Получается, аристократы и бюрократы всех эксплуатируют именно потому, что они вкупе – равновесная система. Они, как природа, как будто бы «естественно» относятся друг к другу, с уважением и почитанием. Но, как природа, они также равнодушны ко всем, включая своих. Они не заметят даже своих потерь, сказав «человек ушел с честью». Потому они тем более не заметят чужих потерь. Они в конце концов превращаются в эгоистов, если воображают себя не просто природными, но небесными существами, «звездами» (вспомним нынешний культ «звезд»):
Рискуя оскорбить слух невинных, я говорю: эгоизм есть существенное свойство знатной души; я подразумеваю под ним непоколебимую веру в то, что существу, «подобному нам», естественно должны подчиняться и приносить себя в жертву другие существа. Знатная душа принимает этот факт собственного эгоизма без всякого вопросительного знака, не чувствуя в нем никакой жестокости, никакого насилия и произвола, напротив, усматривая в нем нечто, быть может, коренящееся в изначальном законе вещей, – если бы она стала подыскивать ему имя, то сказала бы, что «это сама справедливость». Она признаётся себе при случае, хотя сначала и неохотно, что есть существа, равноправные с ней; но как только этот вопрос ранга становится для нее решенным, она начинает вращаться среди этих равных, равноправных, соблюдая по отношению к ним ту же стыдливость и тонкую почтительность, какую она соблюдает по отношению к самой себе, сообразно некой прирожденной небесной механике, в которой знают толк все звезды. Эта тонкость и самоограничение в обращении с себе подобными являются лишним проявлением ее эгоизма – каждая звезда представляет собой такого эгоиста: она чтит себя в них и в правах, признаваемых ею за ними; она не сомневается, что обмен почестями и правами также относится к естественному порядку вещей, являясь сущностью всяких отношений. Знатная душа дает, как и берет, подчиняясь инстинктивной и легковозбуждаемой страсти возмездия, таящейся в глубине ее. Понятие «милость» не имеет inter pares [между равными] никакого смысла и благоухания; быть может, и есть благородный способ получать дары, как бы допуская, чтобы они изливались на нас свыше, и жадно упиваться ими, как каплями росы; но к такому искусству и к такому жесту знатная душа никак не приноровлена. Ее эгоизм препятствует этому: она вообще неохотно устремляет взор свой в «высь», предпочитая смотреть или перед собой, горизонтально и медлительно, или сверху вниз: она сознает себя на высоте[64]

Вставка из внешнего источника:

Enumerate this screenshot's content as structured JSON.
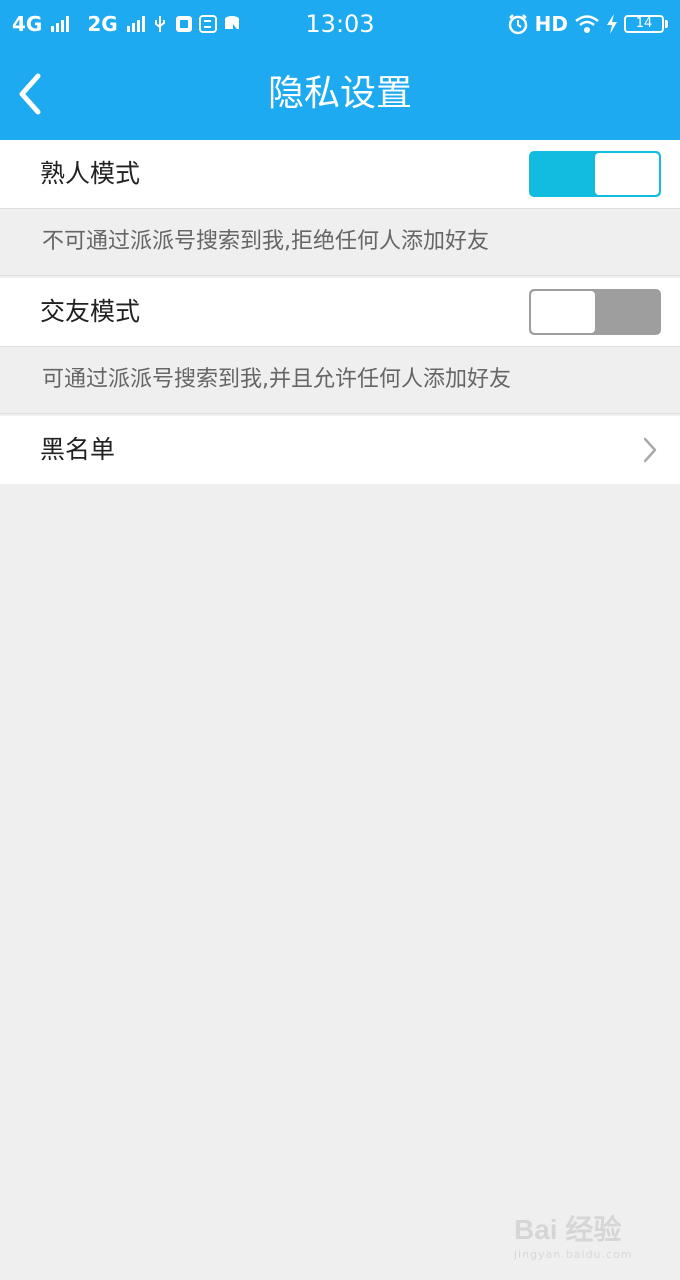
{
  "status_bar": {
    "network1": "4G",
    "network2": "2G",
    "time": "13:03",
    "hd": "HD",
    "battery": "14"
  },
  "navbar": {
    "title": "隐私设置"
  },
  "settings": {
    "acquaintance_mode": {
      "label": "熟人模式",
      "enabled": true,
      "description": "不可通过派派号搜索到我,拒绝任何人添加好友"
    },
    "friend_mode": {
      "label": "交友模式",
      "enabled": false,
      "description": "可通过派派号搜索到我,并且允许任何人添加好友"
    },
    "blacklist": {
      "label": "黑名单"
    }
  },
  "watermark": {
    "logo": "Bai 经验",
    "url": "jingyan.baidu.com"
  },
  "colors": {
    "primary": "#1eaaf1",
    "toggle_on": "#11bce0",
    "toggle_off": "#9e9e9e",
    "background": "#efefef"
  },
  "icons": [
    "back-arrow-icon",
    "chevron-right-icon",
    "usb-icon",
    "alarm-icon",
    "wifi-icon",
    "charging-icon"
  ]
}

.Итак, аристократы мстят с равнодушием и яростью природы, не замечающей гибели отдельных существ. Но при этом они живут ценностями, возвеличивают себя как носителей правильных ценностей, как высоких, прекрасных и знатных, и из-за этого становятся неисправимо жестокими. Ведь теперь они могут заявлять права и на все слова, и на все символы, отталкивая тех, кто не успел присвоить все эти слова и объявить себя «честным» и «благородным».